AI Sentiment: Cautiously Bullish
Reason: Despite challenges such as power shortages, Covid-19 restrictions and a slowdown in retail sales, China's factory output and fixed-asset investments have increased, surpassing analysts' expectations. The country is taking steps to boost its economy and is on track to meet its economic growth target for the year.



In November, the factory output in China accelerated, overcoming the power shortages that had previously slowed down industrial production. However, the retail sales growth was slower than anticipated, indicating that domestic consumption continues to be a drag on the world's second-largest economy.

As per the National Bureau of Statistics (NBS), the industrial production grew by 3.8% in November from a year earlier, faster than the 3.5% increase in October. This exceeded the analysts' expectations of a 3.7% rise. Despite the earlier disruptions caused by power shortages and Covid-19 related restrictions, the Chinese factories have been gradually ramping up their production.

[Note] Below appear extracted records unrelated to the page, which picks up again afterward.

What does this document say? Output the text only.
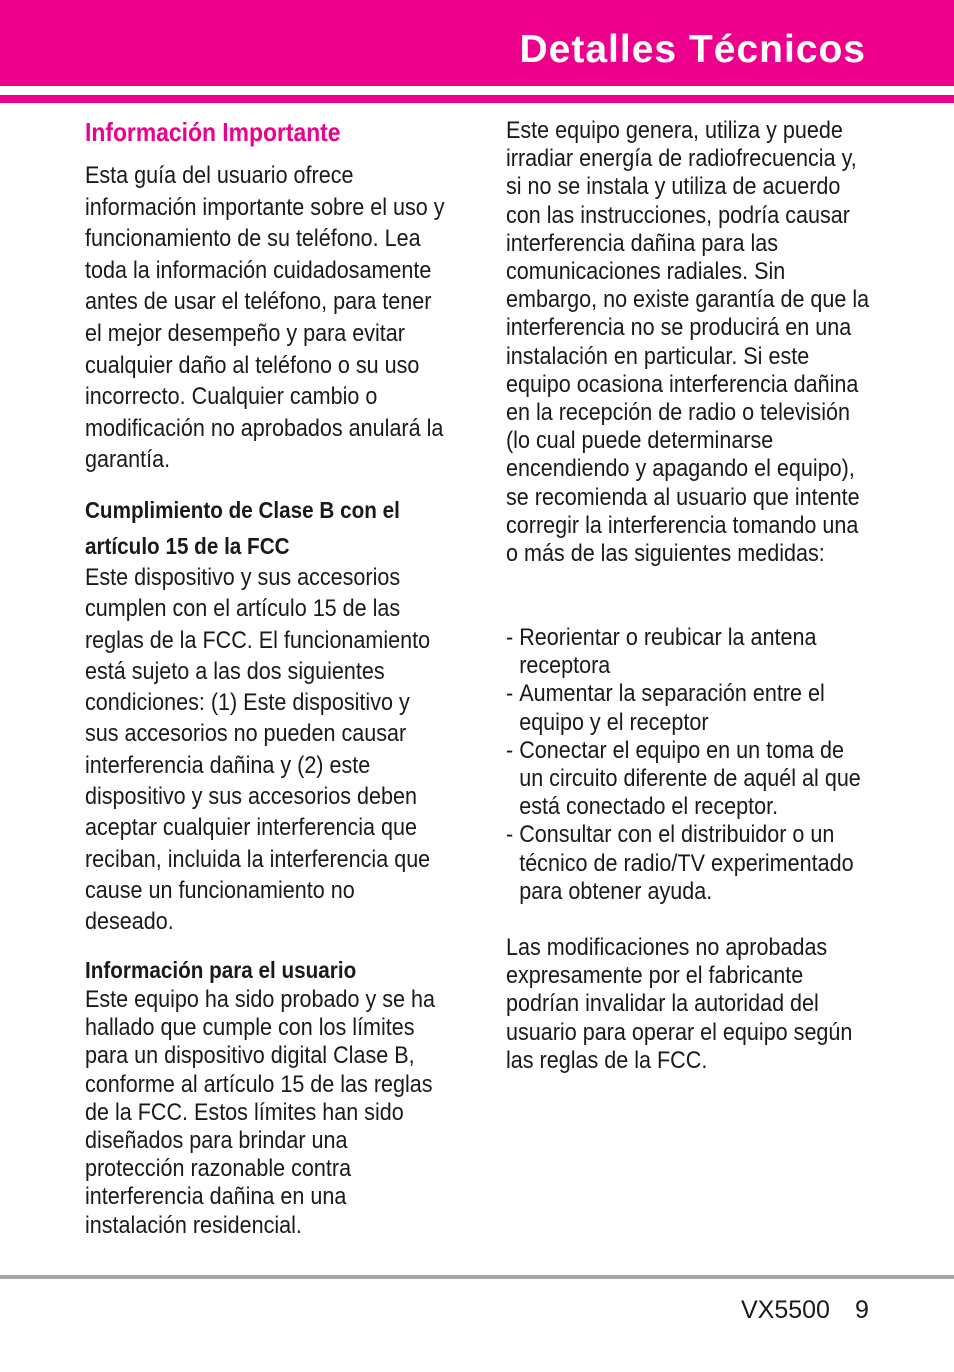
Detalles Técnicos
Información Importante

Esta guía del usuario ofrece información importante sobre el uso y funcionamiento de su teléfono. Lea toda la información cuidadosamente antes de usar el teléfono, para tener el mejor desempeño y para evitar cualquier daño al teléfono o su uso incorrecto. Cualquier cambio o modificación no aprobados anulará la garantía.

Cumplimiento de Clase B con el artículo 15 de la FCC

Este dispositivo y sus accesorios cumplen con el artículo 15 de las reglas de la FCC. El funcionamiento está sujeto a las dos siguientes condiciones: (1) Este dispositivo y sus accesorios no pueden causar interferencia dañina y (2) este dispositivo y sus accesorios deben aceptar cualquier interferencia que reciban, incluida la interferencia que cause un funcionamiento no deseado.

Información para el usuario

Este equipo ha sido probado y se ha hallado que cumple con los límites para un dispositivo digital Clase B, conforme al artículo 15 de las reglas de la FCC. Estos límites han sido diseñados para brindar una protección razonable contra interferencia dañina en una instalación residencial.

Este equipo genera, utiliza y puede irradiar energía de radiofrecuencia y, si no se instala y utiliza de acuerdo con las instrucciones, podría causar interferencia dañina para las comunicaciones radiales. Sin embargo, no existe garantía de que la interferencia no se producirá en una instalación en particular. Si este equipo ocasiona interferencia dañina en la recepción de radio o televisión (lo cual puede determinarse encendiendo y apagando el equipo), se recomienda al usuario que intente corregir la interferencia tomando una o más de las siguientes medidas:

- Reorientar o reubicar la antena receptora
- Aumentar la separación entre el equipo y el receptor
- Conectar el equipo en un toma de un circuito diferente de aquél al que está conectado el receptor.
- Consultar con el distribuidor o un técnico de radio/TV experimentado para obtener ayuda.

Las modificaciones no aprobadas expresamente por el fabricante podrían invalidar la autoridad del usuario para operar el equipo según las reglas de la FCC.

VX5500 9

However, the retail sales in the country grew by 3.9% in November year-on-year, slower than the 4.9% increase in October and falling short of the expected growth of 5.5%. This underscores the challenge faced by China in boosting domestic consumption - a key driver for economic growth.

On the brighter side, the NBS data also revealed that China's fixed-asset investment, a key driver of economic growth, increased by 5.2% in the first eleven months of the year, surpassing the forecasted 5.1% growth. The real estate investment, however, slowed down due to the recent regulatory crackdown.

In order to achieve its economic growth target for the year, China has been taking steps such as easing monetary policy, boosting bank lending, and increasing local government bond issuance to fund infrastructure projects. The country is also focusing on boosting domestic demand and reducing its dependence on exports.

However, the economic recovery remains uneven due to a range of factors such as the global supply chain disruptions, the property market downturn, and the potential impact of the new Omicron variant of the coronavirus. Despite these challenges, China is still on track to meet its economic growth target for the year.